Nevertheless, choosing between the majority and minority may not be inevitable. In the 6vs4 condition, there was no selective gaze following response, despite the fact that these two subgroups had differing numbers of members. This suggests that the majority rule of gaze following only applies if the size difference between the two subgroups reaches a certain level. In this sense, there may be a quorum-like relationship in the proportion of attention distribution and the size difference between subgroups (Franks, Dornhaus, Fitzsimmons, & Stevens, 2003; Ward, Sumpter, Couzin, Hart, & Krause, 2008). Animals typically change their own behavior only when the number of individuals performing that same behavior reaches a threshold (i.e., the quorum); otherwise, others’ behavior is disregarded (Pratt, 2005). From an adaptive perspective, a quorum response could lower the possibility of nonadaptive behavior spreading, and may therefore maintain the group’s stability (Sumpter & Pratt, 2009). Nevertheless, the current results merely provide preliminary supportive evidence for the possibility of this quorum; further study is needed to verify it.

Conclusion

By manipulating the size difference between majority and minority groups in an array, we explored how the quantity of conflicting gazes in a crowd influences the gaze-following effect.

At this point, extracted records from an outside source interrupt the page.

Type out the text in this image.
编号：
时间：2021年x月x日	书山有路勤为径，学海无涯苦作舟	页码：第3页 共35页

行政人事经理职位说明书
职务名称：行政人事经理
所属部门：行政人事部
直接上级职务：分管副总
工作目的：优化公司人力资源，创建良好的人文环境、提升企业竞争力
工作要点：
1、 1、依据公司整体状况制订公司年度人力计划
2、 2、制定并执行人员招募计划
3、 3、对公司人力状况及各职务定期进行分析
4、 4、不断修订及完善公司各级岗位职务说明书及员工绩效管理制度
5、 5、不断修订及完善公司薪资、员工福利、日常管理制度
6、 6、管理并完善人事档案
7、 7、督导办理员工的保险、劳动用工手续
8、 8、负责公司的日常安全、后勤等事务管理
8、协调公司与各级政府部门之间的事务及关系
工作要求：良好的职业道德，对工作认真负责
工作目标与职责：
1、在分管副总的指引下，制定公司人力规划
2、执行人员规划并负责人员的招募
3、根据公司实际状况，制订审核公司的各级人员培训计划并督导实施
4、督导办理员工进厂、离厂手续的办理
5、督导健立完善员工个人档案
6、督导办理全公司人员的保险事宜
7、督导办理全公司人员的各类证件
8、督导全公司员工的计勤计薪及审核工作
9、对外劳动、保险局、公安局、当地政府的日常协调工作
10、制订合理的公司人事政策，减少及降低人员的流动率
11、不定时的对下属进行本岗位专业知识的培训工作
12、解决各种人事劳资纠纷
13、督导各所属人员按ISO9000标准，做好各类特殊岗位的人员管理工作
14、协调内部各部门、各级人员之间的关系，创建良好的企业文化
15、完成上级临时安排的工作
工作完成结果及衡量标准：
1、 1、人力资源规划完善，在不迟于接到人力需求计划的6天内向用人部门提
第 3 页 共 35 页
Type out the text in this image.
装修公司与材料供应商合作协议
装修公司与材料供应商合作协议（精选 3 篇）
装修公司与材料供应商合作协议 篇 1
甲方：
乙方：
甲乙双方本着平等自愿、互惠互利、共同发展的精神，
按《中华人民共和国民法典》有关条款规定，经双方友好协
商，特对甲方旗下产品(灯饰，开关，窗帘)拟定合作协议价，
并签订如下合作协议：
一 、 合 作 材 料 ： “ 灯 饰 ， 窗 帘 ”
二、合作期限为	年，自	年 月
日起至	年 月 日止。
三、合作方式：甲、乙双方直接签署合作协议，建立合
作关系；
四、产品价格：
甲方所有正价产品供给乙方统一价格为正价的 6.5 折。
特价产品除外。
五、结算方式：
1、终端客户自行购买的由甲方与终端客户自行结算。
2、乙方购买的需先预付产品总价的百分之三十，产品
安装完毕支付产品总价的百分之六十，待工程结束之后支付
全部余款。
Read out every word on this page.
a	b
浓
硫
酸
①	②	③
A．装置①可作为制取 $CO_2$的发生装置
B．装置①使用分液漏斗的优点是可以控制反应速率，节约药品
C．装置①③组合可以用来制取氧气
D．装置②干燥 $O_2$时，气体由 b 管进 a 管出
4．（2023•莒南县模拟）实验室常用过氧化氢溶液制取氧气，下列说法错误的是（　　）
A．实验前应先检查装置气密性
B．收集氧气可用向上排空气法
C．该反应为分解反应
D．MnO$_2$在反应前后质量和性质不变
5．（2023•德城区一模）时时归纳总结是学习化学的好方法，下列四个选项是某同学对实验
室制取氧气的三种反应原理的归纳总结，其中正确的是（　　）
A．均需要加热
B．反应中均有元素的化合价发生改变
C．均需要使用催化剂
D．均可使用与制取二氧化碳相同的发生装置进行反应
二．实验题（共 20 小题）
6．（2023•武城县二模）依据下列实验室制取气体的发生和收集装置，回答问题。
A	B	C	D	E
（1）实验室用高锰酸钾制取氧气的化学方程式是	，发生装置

Our findings suggest that individuals automatically follow the majority’s gaze orientation, and that the response superiority of the majority’s oriented location monotonically diminishes with the size difference between the two subgroups.

Because conflicting multigaze scenes do not always contain two divergent subgroups in the real life, we must consider other possible conflicting scenes to fully understand this issue. Follow-up studies that aim to narrow the gap between picture stimuli and real human groups would also be needed and could be realized using certain technologies, such as virtual reality.